CAR T-cell toxicities include off-tumor effects, such as B-cell aplasia and hypogammaglobulinemia; myelosuppression; and immune-mediated effects, such as cytokine release syndrome and immune effector cell-associated neurotoxicity syndrome.

• Disease burden at lymphodepletion is predictive of the risk of severe cytokine release syndrome and immune effector cell-associated neurotoxicity syndrome.
• Studies are ongoing to determine the potential of tocilizumab used earlier in treatment,  steroids to manage immune-mediated effects, and whether fractioned dosing of CAR T-cells can reduce toxicity while maintaining response rates.
• The CD19-directed antibody’s affinity may also affect the toxicity profile.
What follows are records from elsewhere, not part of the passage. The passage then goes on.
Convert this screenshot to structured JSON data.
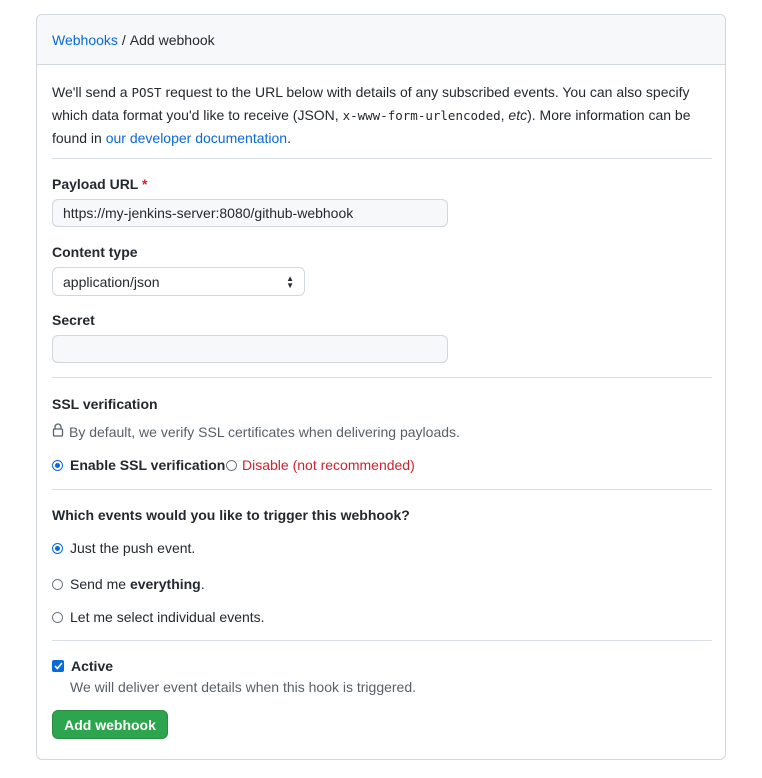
{
  "breadcrumb": {
    "parent": "Webhooks",
    "separator": "/",
    "current": "Add webhook"
  },
  "intro": {
    "part1": "We'll send a ",
    "code1": "POST",
    "part2": " request to the URL below with details of any subscribed events. You can also specify which data format you'd like to receive (JSON, ",
    "code2": "x-www-form-urlencoded",
    "part3": ", ",
    "etc": "etc",
    "part4": "). More information can be found in ",
    "link": "our developer documentation",
    "end": "."
  },
  "payload_url": {
    "label": "Payload URL",
    "required_mark": "*",
    "value": "https://my-jenkins-server:8080/github-webhook"
  },
  "content_type": {
    "label": "Content type",
    "selected": "application/json"
  },
  "secret": {
    "label": "Secret",
    "value": ""
  },
  "ssl": {
    "title": "SSL verification",
    "note": "By default, we verify SSL certificates when delivering payloads.",
    "enable_label": "Enable SSL verification",
    "disable_label": "Disable (not recommended)",
    "selected": "enable"
  },
  "events": {
    "question": "Which events would you like to trigger this webhook?",
    "option1": "Just the push event.",
    "option2_prefix": "Send me ",
    "option2_bold": "everything",
    "option2_suffix": ".",
    "option3": "Let me select individual events.",
    "selected": "push"
  },
  "active": {
    "label": "Active",
    "checked": true,
    "note": "We will deliver event details when this hook is triggered."
  },
  "submit": {
    "label": "Add webhook"
  },
  "colors": {
    "link": "#0969da",
    "primary_button": "#2da44e",
    "danger": "#cf222e"
  }
}
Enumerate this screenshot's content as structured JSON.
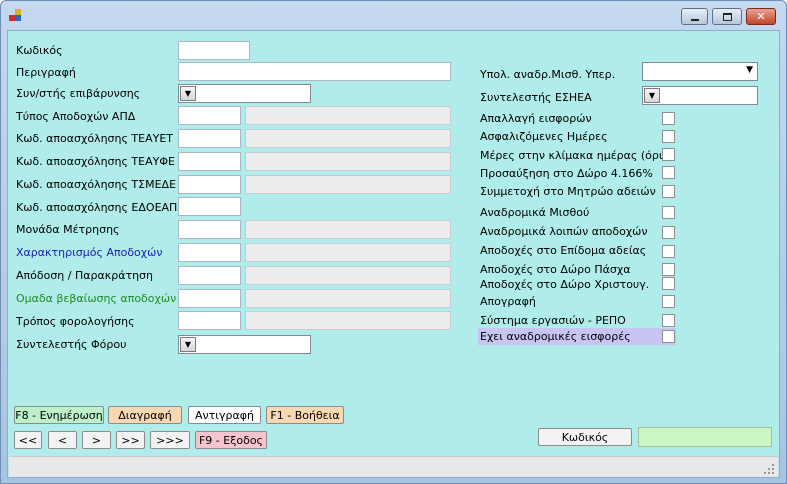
{
  "window": {
    "controls": {
      "minimize": "minimize-icon",
      "maximize": "maximize-icon",
      "close": "close-icon"
    }
  },
  "left_fields": {
    "kodikos": "Κωδικός",
    "perigrafi": "Περιγραφή",
    "syntelestis_epivarynsis": "Συν/στής επιβάρυνσης",
    "typos_apodoxon": "Τύπος Αποδοχών ΑΠΔ",
    "kod_teayet": "Κωδ. αποασχόλησης ΤΕΑΥΕΤ",
    "kod_teayfe": "Κωδ. αποασχόλησης ΤΕΑΥΦΕ",
    "kod_tsmede": "Κωδ. αποασχόλησης ΤΣΜΕΔΕ",
    "kod_edoeap": "Κωδ. αποασχόλησης ΕΔΟΕΑΠ",
    "monada": "Μονάδα Μέτρησης",
    "xaraktirismos": "Χαρακτηρισμός Αποδοχών",
    "apodosi": "Απόδοση / Παρακράτηση",
    "omada": "Ομαδα βεβαίωσης αποδοχών",
    "tropos": "Τρόπος φορολογήσης",
    "syntelestis_forou": "Συντελεστής Φόρου"
  },
  "right_fields": {
    "ypol_anadr": "Υπολ. αναδρ.Μισθ. Υπερ.",
    "syntelestis_eshea": "Συντελεστής ΕΣΗΕΑ"
  },
  "checkboxes": [
    {
      "label": "Απαλλαγή εισφορών",
      "checked": false
    },
    {
      "label": "Ασφαλιζόμενες Ημέρες",
      "checked": false
    },
    {
      "label": "Μέρες στην κλίμακα ημέρας (όριο)",
      "checked": false
    },
    {
      "label": "Προσαύξηση στο Δώρο 4.166%",
      "checked": false
    },
    {
      "label": "Συμμετοχή στο Μητρώο αδειών",
      "checked": false
    },
    {
      "label": "Αναδρομικά Μισθού",
      "checked": false
    },
    {
      "label": "Αναδρομικά λοιπών αποδοχών",
      "checked": false
    },
    {
      "label": "Αποδοχές στο Επίδομα αδείας",
      "checked": false
    },
    {
      "label": "Αποδοχές στο Δώρο Πάσχα",
      "checked": false
    },
    {
      "label": "Αποδοχές στο Δώρο Χριστουγ.",
      "checked": false
    },
    {
      "label": "Απογραφή",
      "checked": false
    },
    {
      "label": "Σύστημα εργασιών - ΡΕΠΟ",
      "checked": false
    },
    {
      "label": "Εχει αναδρομικές εισφορές",
      "checked": false
    }
  ],
  "buttons": {
    "f8": "F8 - Ενημέρωση",
    "delete": "Διαγραφή",
    "copy": "Αντιγραφή",
    "f1": "F1 - Βοήθεια",
    "first": "<<",
    "prev": "<",
    "next": ">",
    "next_page": ">>",
    "last": ">>>",
    "f9": "F9 - Εξοδος",
    "search_by": "Κωδικός"
  },
  "colors": {
    "client_bg": "#b0ece9",
    "f8_bg": "#bff0cc",
    "delete_bg": "#f7d8b2",
    "f9_bg": "#f7c3cf",
    "search_field_bg": "#cbf5c2",
    "highlight_row": "#c8c4f4"
  }
}
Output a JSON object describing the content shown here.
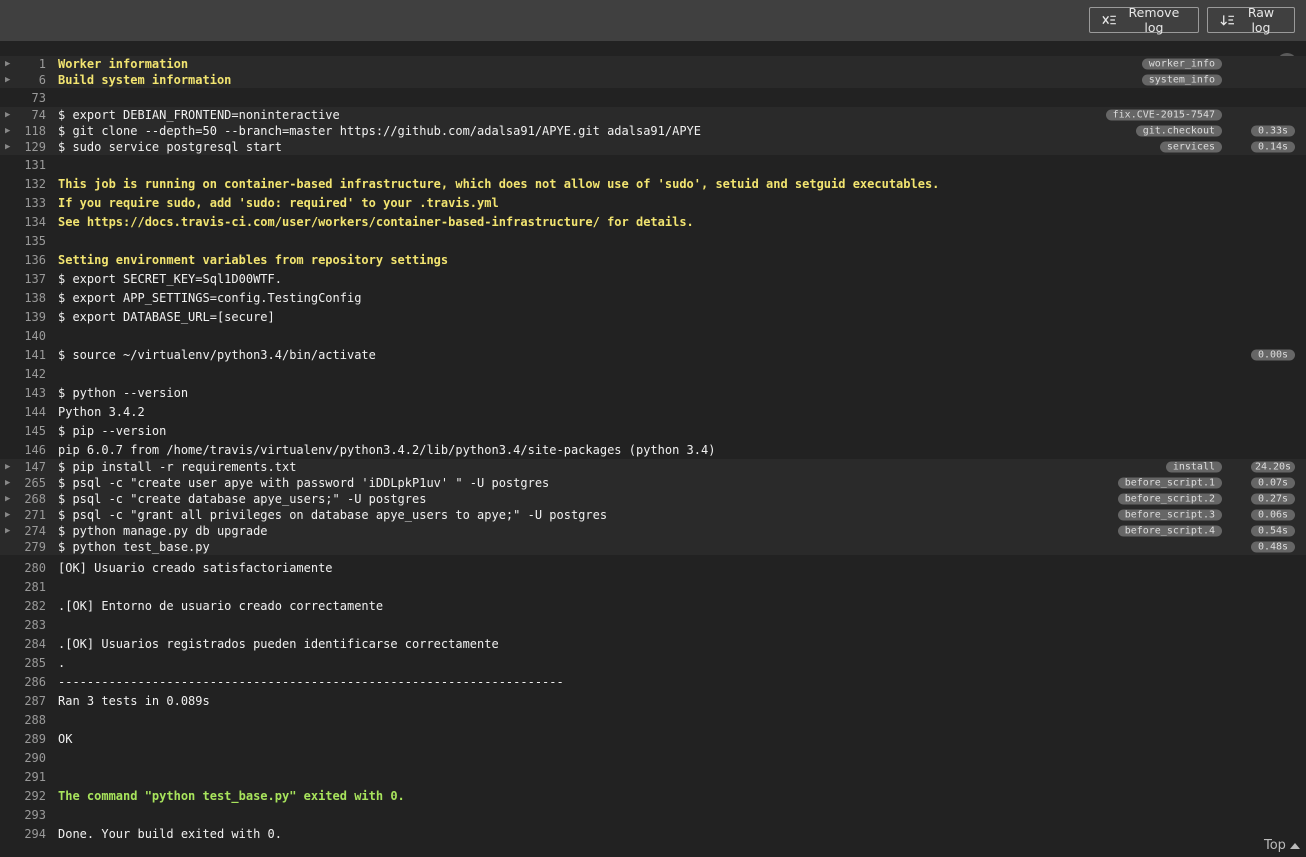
{
  "toolbar": {
    "remove_log_label": "Remove log",
    "raw_log_label": "Raw log"
  },
  "top_link": "Top",
  "log_lines": [
    {
      "n": "1",
      "text": "Worker information",
      "style": "yellow",
      "fold": true,
      "tag": "worker_info",
      "time": ""
    },
    {
      "n": "6",
      "text": "Build system information",
      "style": "yellow",
      "fold": true,
      "tag": "system_info",
      "time": ""
    },
    {
      "n": "73",
      "text": "",
      "style": "",
      "fold": false,
      "tag": "",
      "time": ""
    },
    {
      "n": "74",
      "text": "$ export DEBIAN_FRONTEND=noninteractive",
      "style": "",
      "fold": true,
      "tag": "fix.CVE-2015-7547",
      "time": ""
    },
    {
      "n": "118",
      "text": "$ git clone --depth=50 --branch=master https://github.com/adalsa91/APYE.git adalsa91/APYE",
      "style": "",
      "fold": true,
      "tag": "git.checkout",
      "time": "0.33s"
    },
    {
      "n": "129",
      "text": "$ sudo service postgresql start",
      "style": "",
      "fold": true,
      "tag": "services",
      "time": "0.14s"
    },
    {
      "n": "131",
      "text": "",
      "style": "",
      "fold": false,
      "tag": "",
      "time": ""
    },
    {
      "n": "132",
      "text": "This job is running on container-based infrastructure, which does not allow use of 'sudo', setuid and setguid executables.",
      "style": "yellow",
      "fold": false,
      "tag": "",
      "time": ""
    },
    {
      "n": "133",
      "text": "If you require sudo, add 'sudo: required' to your .travis.yml",
      "style": "yellow",
      "fold": false,
      "tag": "",
      "time": ""
    },
    {
      "n": "134",
      "text": "See https://docs.travis-ci.com/user/workers/container-based-infrastructure/ for details.",
      "style": "yellow",
      "fold": false,
      "tag": "",
      "time": ""
    },
    {
      "n": "135",
      "text": "",
      "style": "",
      "fold": false,
      "tag": "",
      "time": ""
    },
    {
      "n": "136",
      "text": "Setting environment variables from repository settings",
      "style": "yellow",
      "fold": false,
      "tag": "",
      "time": ""
    },
    {
      "n": "137",
      "text": "$ export SECRET_KEY=Sql1D00WTF.",
      "style": "",
      "fold": false,
      "tag": "",
      "time": ""
    },
    {
      "n": "138",
      "text": "$ export APP_SETTINGS=config.TestingConfig",
      "style": "",
      "fold": false,
      "tag": "",
      "time": ""
    },
    {
      "n": "139",
      "text": "$ export DATABASE_URL=[secure]",
      "style": "",
      "fold": false,
      "tag": "",
      "time": ""
    },
    {
      "n": "140",
      "text": "",
      "style": "",
      "fold": false,
      "tag": "",
      "time": ""
    },
    {
      "n": "141",
      "text": "$ source ~/virtualenv/python3.4/bin/activate",
      "style": "",
      "fold": false,
      "tag": "",
      "time": "0.00s"
    },
    {
      "n": "142",
      "text": "",
      "style": "",
      "fold": false,
      "tag": "",
      "time": ""
    },
    {
      "n": "143",
      "text": "$ python --version",
      "style": "",
      "fold": false,
      "tag": "",
      "time": ""
    },
    {
      "n": "144",
      "text": "Python 3.4.2",
      "style": "",
      "fold": false,
      "tag": "",
      "time": ""
    },
    {
      "n": "145",
      "text": "$ pip --version",
      "style": "",
      "fold": false,
      "tag": "",
      "time": ""
    },
    {
      "n": "146",
      "text": "pip 6.0.7 from /home/travis/virtualenv/python3.4.2/lib/python3.4/site-packages (python 3.4)",
      "style": "",
      "fold": false,
      "tag": "",
      "time": ""
    },
    {
      "n": "147",
      "text": "$ pip install -r requirements.txt",
      "style": "",
      "fold": true,
      "tag": "install",
      "time": "24.20s"
    },
    {
      "n": "265",
      "text": "$ psql -c \"create user apye with password 'iDDLpkP1uv' \" -U postgres",
      "style": "",
      "fold": true,
      "tag": "before_script.1",
      "time": "0.07s"
    },
    {
      "n": "268",
      "text": "$ psql -c \"create database apye_users;\" -U postgres",
      "style": "",
      "fold": true,
      "tag": "before_script.2",
      "time": "0.27s"
    },
    {
      "n": "271",
      "text": "$ psql -c \"grant all privileges on database apye_users to apye;\" -U postgres",
      "style": "",
      "fold": true,
      "tag": "before_script.3",
      "time": "0.06s"
    },
    {
      "n": "274",
      "text": "$ python manage.py db upgrade",
      "style": "",
      "fold": true,
      "tag": "before_script.4",
      "time": "0.54s"
    },
    {
      "n": "279",
      "text": "$ python test_base.py",
      "style": "",
      "fold": false,
      "tag": "",
      "time": "0.48s"
    },
    {
      "n": "280",
      "text": "[OK] Usuario creado satisfactoriamente",
      "style": "",
      "fold": false,
      "tag": "",
      "time": ""
    },
    {
      "n": "281",
      "text": "",
      "style": "",
      "fold": false,
      "tag": "",
      "time": ""
    },
    {
      "n": "282",
      "text": ".[OK] Entorno de usuario creado correctamente",
      "style": "",
      "fold": false,
      "tag": "",
      "time": ""
    },
    {
      "n": "283",
      "text": "",
      "style": "",
      "fold": false,
      "tag": "",
      "time": ""
    },
    {
      "n": "284",
      "text": ".[OK] Usuarios registrados pueden identificarse correctamente",
      "style": "",
      "fold": false,
      "tag": "",
      "time": ""
    },
    {
      "n": "285",
      "text": ".",
      "style": "",
      "fold": false,
      "tag": "",
      "time": ""
    },
    {
      "n": "286",
      "text": "----------------------------------------------------------------------",
      "style": "",
      "fold": false,
      "tag": "",
      "time": ""
    },
    {
      "n": "287",
      "text": "Ran 3 tests in 0.089s",
      "style": "",
      "fold": false,
      "tag": "",
      "time": ""
    },
    {
      "n": "288",
      "text": "",
      "style": "",
      "fold": false,
      "tag": "",
      "time": ""
    },
    {
      "n": "289",
      "text": "OK",
      "style": "",
      "fold": false,
      "tag": "",
      "time": ""
    },
    {
      "n": "290",
      "text": "",
      "style": "",
      "fold": false,
      "tag": "",
      "time": ""
    },
    {
      "n": "291",
      "text": "",
      "style": "",
      "fold": false,
      "tag": "",
      "time": ""
    },
    {
      "n": "292",
      "text": "The command \"python test_base.py\" exited with 0.",
      "style": "green",
      "fold": false,
      "tag": "",
      "time": ""
    },
    {
      "n": "293",
      "text": "",
      "style": "",
      "fold": false,
      "tag": "",
      "time": ""
    },
    {
      "n": "294",
      "text": "Done. Your build exited with 0.",
      "style": "",
      "fold": false,
      "tag": "",
      "time": ""
    }
  ]
}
Relapse post CAR T-cell therapy¹

• Relapse following CD19-direct CAR T-cell therapy can be categorized as either CD19-positive relapse (70–80% of cases) or CD19-negative relapse (20–30% of cases).
• CD19-positive relapse is associated with a loss of CAR T-cell persistence and decreased CD19 antigen density.
  • Several studies have investigated strategies to optimize the CAR T-cell construct to reduce the risk of CD19-positive relapse.
• CD19-negative relapse occurs due to leukemic cells evading CAR T-cell therapies and is associated with a worse prognosis vs CD19-positive relapse.
  • Other leukemic targets, such as the CD22 antigen, and the targeting of multiple antigens have been investigated to overcome relapse.

Challenges associated with access to CAR T-cell therapies¹

• Barriers to access, such as insurance authorization and transferring to CAR-specialized centers, can delay therapy.
• Manufacturing times for CAR T-cell therapies (estimated 12–20 days) can result in high dropout rates due to progression and complications.
  • Off-the-shelf allogenic CAR platforms and rapid CAR manufacturing are being explored to combat dropout rates.

Key learnings

Risk factors found to be associated with CAR T-cell therapy outcomes include disease burden, leukemia cytogenetics, costimulatory domain, early referral to CAR T-cell center, and long manufacturing times.  Several strategies are currently being investigated to improve CAR T-cell outcomes, including consolidation with allo-HSCT to prevent relapse in high-risk patients, multitargeted CARs to overcome immune escape, and the development of new CAR designs to improve persistence.